Notably, to the extent that the Senate Subcommittee heard any testimony about dialing functions, it was namely in reference to dialing sequential numbers. Specifically, this guy testified about the harms that result from sequential dialing by telemarketers:
That’s Thomas Stroup, President of the Telocator Network of America (a telephone carrier trade organization), who testified about the harms suffered by carriers and their subscribers due to sequential number dialing by telemarketers. Also, check out the sweet ‘stache and the glasses of the guy sitting next to him!
But I digress. You see, at the time this hearing took place, carriers were assigning large blocks of sequential numbers to cell phones and pagers. So when a telemarketer’s sequential number generator hit those blocks of numbers, it would literally tie up the entire network’s cell and pager lines, and shut down the entire service. He gave the example of a Hawaiian carrier that was shut down for a full 20 minutes while a telemarketer sequentially dialed through the block of numbers used by that carrier, seizing up the carrier’s terminal and rendering it useless.
Ultimately, aside from the neat history lesson and all the delightful 90’s attire, this is very compelling stuff and really supports the notion that Congress was intending to regulate a very specific type of device that had the capacity to randomly or sequentially generate telephone numbers to be dialed – not devices that dial from lists.
And what was abundantly clear throughout this entire hearing is that the focus by the Legislators was on telemarketing. Indeed, there was nary any mention of debt collection, or any other type of call other than telemarketing. Even the late John McCain was in the mix:
That’s him probing whether the regulation on telemarketing should also extend to calls made by charitable organizations.

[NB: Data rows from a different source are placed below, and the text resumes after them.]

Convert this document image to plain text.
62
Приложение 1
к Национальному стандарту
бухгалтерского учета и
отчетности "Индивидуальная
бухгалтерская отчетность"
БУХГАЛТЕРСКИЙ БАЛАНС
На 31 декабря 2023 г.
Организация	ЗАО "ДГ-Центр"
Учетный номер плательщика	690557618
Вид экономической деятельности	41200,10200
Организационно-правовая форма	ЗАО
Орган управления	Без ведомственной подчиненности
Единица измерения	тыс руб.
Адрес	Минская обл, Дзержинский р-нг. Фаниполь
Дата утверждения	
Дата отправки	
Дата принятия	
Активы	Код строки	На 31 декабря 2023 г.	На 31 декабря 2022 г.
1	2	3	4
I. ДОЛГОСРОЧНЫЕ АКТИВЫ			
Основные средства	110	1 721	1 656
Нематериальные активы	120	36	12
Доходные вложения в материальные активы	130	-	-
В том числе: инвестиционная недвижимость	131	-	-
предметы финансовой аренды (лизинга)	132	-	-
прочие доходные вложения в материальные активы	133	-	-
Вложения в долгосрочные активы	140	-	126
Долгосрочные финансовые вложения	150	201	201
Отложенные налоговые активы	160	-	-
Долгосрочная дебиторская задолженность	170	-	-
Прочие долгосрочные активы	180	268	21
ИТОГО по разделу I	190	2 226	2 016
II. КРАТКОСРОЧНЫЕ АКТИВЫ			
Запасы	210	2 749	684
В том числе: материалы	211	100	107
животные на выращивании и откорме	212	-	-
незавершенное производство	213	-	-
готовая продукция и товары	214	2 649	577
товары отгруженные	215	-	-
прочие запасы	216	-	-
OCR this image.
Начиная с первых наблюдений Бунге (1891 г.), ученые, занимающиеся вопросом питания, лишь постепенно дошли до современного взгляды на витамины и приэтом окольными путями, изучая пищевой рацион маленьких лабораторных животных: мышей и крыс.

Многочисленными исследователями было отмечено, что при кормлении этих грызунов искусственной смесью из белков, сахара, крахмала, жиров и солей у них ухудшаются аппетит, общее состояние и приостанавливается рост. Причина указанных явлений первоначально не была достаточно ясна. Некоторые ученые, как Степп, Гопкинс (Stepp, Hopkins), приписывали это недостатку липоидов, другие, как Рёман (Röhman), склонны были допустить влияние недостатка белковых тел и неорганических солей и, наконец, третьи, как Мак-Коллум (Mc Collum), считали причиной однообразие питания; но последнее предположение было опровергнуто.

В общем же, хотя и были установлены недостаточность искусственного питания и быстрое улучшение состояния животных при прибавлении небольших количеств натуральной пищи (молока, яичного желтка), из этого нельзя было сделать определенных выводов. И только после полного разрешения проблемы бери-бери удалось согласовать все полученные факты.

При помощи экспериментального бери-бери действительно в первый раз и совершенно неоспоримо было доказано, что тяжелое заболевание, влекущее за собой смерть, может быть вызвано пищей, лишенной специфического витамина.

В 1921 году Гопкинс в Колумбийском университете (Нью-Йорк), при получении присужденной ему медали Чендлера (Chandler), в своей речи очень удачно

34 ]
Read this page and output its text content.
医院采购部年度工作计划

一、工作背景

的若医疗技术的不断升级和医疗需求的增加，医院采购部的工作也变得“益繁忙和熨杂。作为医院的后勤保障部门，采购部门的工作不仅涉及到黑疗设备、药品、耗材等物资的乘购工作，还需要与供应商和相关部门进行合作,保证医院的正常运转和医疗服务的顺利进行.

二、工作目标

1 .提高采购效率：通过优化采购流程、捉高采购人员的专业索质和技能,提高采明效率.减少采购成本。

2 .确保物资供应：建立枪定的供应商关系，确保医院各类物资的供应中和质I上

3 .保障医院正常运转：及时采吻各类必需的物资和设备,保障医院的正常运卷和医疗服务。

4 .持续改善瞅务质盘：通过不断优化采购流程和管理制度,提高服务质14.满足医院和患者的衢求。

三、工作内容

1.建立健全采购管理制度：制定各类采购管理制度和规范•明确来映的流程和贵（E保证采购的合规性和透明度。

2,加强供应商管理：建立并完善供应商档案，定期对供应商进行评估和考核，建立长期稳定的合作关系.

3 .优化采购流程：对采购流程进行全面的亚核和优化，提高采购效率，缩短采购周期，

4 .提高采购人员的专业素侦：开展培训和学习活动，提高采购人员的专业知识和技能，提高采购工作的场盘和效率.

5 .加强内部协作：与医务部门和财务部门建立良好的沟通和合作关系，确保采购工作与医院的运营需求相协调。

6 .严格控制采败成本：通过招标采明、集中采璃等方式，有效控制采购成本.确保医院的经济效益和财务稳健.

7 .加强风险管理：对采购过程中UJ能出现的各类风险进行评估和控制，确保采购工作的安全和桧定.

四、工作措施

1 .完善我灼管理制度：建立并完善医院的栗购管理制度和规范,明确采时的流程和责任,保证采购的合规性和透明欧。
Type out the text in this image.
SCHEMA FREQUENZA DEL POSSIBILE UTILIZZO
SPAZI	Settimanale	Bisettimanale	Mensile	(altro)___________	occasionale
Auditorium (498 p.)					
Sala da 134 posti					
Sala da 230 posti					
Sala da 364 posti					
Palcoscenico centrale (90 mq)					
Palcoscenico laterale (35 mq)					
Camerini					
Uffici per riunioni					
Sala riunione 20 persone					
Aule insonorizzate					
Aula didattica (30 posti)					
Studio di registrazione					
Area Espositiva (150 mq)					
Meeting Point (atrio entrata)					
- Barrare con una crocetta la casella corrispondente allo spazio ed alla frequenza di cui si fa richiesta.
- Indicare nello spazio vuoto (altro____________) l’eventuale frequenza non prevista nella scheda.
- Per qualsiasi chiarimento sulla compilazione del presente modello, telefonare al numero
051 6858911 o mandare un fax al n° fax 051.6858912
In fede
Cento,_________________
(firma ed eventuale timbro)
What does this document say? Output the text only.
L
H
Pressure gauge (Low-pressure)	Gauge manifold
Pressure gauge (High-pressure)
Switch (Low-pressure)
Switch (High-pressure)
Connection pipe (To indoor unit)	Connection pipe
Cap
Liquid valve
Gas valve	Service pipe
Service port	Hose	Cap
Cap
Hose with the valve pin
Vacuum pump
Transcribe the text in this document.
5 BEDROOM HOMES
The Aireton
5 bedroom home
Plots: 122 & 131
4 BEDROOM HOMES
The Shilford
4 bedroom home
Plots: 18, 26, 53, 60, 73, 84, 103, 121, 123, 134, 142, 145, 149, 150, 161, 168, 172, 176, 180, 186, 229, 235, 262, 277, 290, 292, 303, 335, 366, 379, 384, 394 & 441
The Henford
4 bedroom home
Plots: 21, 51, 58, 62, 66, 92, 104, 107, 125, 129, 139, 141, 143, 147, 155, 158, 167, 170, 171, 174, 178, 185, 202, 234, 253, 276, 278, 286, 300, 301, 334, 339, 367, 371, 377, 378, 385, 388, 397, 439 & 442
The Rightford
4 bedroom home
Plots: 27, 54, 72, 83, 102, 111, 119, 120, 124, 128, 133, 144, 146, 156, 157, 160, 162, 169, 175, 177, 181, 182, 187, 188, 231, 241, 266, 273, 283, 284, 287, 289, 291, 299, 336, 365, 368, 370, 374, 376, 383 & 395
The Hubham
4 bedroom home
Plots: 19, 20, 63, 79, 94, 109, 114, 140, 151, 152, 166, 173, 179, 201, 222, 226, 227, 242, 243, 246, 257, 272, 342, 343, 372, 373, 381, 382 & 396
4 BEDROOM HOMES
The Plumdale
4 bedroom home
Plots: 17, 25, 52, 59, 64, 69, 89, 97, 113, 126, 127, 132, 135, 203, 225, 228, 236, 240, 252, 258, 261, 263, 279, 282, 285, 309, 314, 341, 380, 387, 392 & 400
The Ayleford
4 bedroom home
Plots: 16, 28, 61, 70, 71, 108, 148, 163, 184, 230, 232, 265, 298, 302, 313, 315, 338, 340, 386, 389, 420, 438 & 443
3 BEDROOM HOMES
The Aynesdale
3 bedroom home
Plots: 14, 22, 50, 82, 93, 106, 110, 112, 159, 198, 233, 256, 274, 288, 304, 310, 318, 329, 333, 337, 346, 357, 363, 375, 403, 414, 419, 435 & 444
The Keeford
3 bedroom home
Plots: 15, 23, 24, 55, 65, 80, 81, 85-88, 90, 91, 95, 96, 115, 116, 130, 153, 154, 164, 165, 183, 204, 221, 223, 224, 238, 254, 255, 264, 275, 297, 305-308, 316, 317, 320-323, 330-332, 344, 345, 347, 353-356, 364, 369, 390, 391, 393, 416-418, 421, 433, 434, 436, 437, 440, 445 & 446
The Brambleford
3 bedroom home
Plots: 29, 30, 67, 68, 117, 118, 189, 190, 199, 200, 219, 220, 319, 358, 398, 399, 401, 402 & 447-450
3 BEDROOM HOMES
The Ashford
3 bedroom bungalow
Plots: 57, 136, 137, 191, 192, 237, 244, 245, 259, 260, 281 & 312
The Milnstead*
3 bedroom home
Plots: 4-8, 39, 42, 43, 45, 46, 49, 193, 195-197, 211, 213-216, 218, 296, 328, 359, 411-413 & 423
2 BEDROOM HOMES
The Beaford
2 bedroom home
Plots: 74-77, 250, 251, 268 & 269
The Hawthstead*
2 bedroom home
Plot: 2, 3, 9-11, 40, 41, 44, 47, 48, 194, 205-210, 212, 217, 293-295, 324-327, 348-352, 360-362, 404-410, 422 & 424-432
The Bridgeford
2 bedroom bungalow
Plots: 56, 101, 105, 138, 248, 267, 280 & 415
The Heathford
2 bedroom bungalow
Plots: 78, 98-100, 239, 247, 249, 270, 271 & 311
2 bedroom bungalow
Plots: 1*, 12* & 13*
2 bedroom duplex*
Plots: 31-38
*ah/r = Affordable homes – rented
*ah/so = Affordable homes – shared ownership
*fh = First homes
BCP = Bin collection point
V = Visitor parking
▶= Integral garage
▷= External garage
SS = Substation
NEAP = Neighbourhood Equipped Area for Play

Watching the Subcommittee hearing was a really fascinating little history lesson that helped put the current battle over the definition of an ATDS and the scope of the TCPA in general into perspective. What was crystal clear to me throughout the hearing was that, when the TCPA was passed, it was aimed at regulating telemarketers, and specifically addressing the harms caused by random and sequential telephone number generators. But of course, you didn’t hear a peep about this in any of the consumer-side comments.